Unexpected Visitors

My synagogue and one of our neighboring churches have been co-sponsoring a thoughtfully programmed film series over the last couple of years, "The Face of the Other," which focuses on the socio-political implications of "otherness." The catalog of titles is a striking and impressive on, including, most recently, Laurent Cantet's The Class, which I managed to miss when it played theatrically. I've been the "facilitator" for several of these films, and the discussions that have followed have been intelligent and provocative.

Needless to say, the reason I'm mentioning this is that I'm speaking once again at the next offering in the series, and it's recent favorite of mine, Eran Kolirin's bittersweet comedy, The Band's Visit. That is a film I did manage to see, and review, when it opened last year. In fact, my review for Jewish Week is below:

Loneliness seems to be built into the human condition. Blaise Pascal said, “We die alone,” and that limitation on human aspirations – mortality – both unites and divides us all. Mortality and solitude both cut across national boundaries and religious differences.

That gloomy thought has its obverse, though. If we can recognize our shared humanity, our common fate, we can reach across the divisions between us and alleviate our loneliness, if only for a moment. All that is necessary is a willingness to accept the Other, to see oneself in that person.


Heavy thoughts to open a discussion of what is, essentially, a very, very funny comedy, Eran Kolirin’s The Band’s Visit. The film’s basic premise is a simple comedy of errors: the Alexandria Police Orchestra has been brought to Israel to play at the opening of an Arab Culture Center in Petakh Tikva, but snarled communications have brought them to the desolate desert town of Bet Hatikva. (If you don’t get it, try reading the towns’ names aloud.) Bet Hatikva is, as Papi (Shlomi Avraham), one of the town’s perpetually unemployed succinctly puts it, “Bloody nowhere.” And, of course, the day’s last bus from nowhere is the one that dropped the band’s members in its middle.

The queen of this admittedly dubious realm is Dina (Ronit Alkabetz), a tough-but-tender divorcee with an endearingly tolerant personality. Over the course of a long evening in a town with nothing but a falafel joint and a drab, mostly empty roller disco (yes, ”Xanadu” fans, there is roller disco somewhere in Israel), she establishes a warm rapport with the band’s compulsively dignified and proper leader, Tewfiq (Sasson Gabai). She even manages to get him to warm up to his youngest, most obstreperous underling, Khaled (Saleh Bakri), a womanizing Chet Baker fan. Elsewhere in this godforsaken town, the feckless Itzik Rubi Moscovich) will inspire would-be composer Simon (Khalifa Natour) to reconsider his abandoned clarinet concerto, and Khaled will give Papi a lesson in seduction that provides the film’s most utterly hilarious sight gag.

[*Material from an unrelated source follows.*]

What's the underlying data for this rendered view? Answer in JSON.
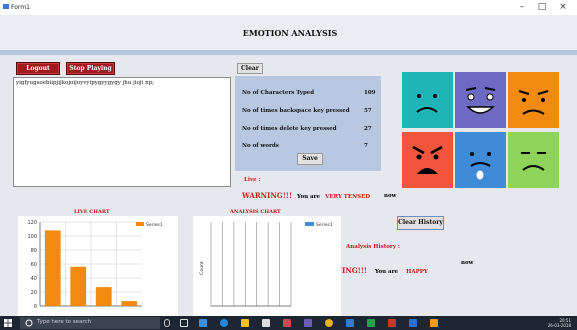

First-time feature director Kolirin, who also wrote the excellent script, understands the valuable lesson of great comedy directors like Ernst Lubitsch and Preston Sturges, that underneath the laughter there lurks deep personal pain and the balancing act that keeps both those moods in play is a delicate but rewarding one (a lesson lost on most contemporary American filmmakers). His script is never remotely preachy, but the film’s points are gotten across with subtlety and wit.

Screenwriter Kolirin is helped in no small way by director Kolirin. The Band’s Visit, from its opening shot of an airport van framed solemnly by two columns that hold up a most unprepossessing bus shelter, much of the film’s visual humor derives from Kolirin’s highly formal, generally symmetrical staging. He gives the film an intentionally funny gravitas by emphasizing the incongruously ceremonial elements of the situation, such as the band’s powder-blue uniforms that stand out absurdly in the grey concrete dustiness of the town, and their military bearing in the unlikeliest situations, which will be echoed by Tewfiq’s awkward dignity in the face of Dina’s insouciance.

And he is aided immeasurably by a uniformly superb cast, starting with Sasson Gabai’s impenetrable sang-froid, which makes such a perfect counterpoint to Ronit Alkabetz’s no less unshakeable wry humor. Saleh Bakri, in his first film appearance, is a particularly fortuitous discovery, sort of a young Palestinian George Clooney, knowing that he is flat-out sexy and rather amused by the consequences. Kolirin has a good eye for the telling behavioral detail that transforms his protagonists from potential caricartures into warm-blooded characters.

In a film industry as economically tenuous as Israel’s has proven in the past decade, one hestitates to make predictions for anyone’s budding career, but is a splendid calling card for Eran Kolirin; he is definitely another name to add to the growing list of highly promising Israeli filmmakers to watch.

The Band's Visit will be shown Thursday, November 19 at 7 p.m. at Fort Washington Collegiate Church (181st St. & Ft. Washington Avenue). The event is free and for those of you with nothing better to do than read this blog -- a frightening thought, that -- you can meet its author and buy him a drink.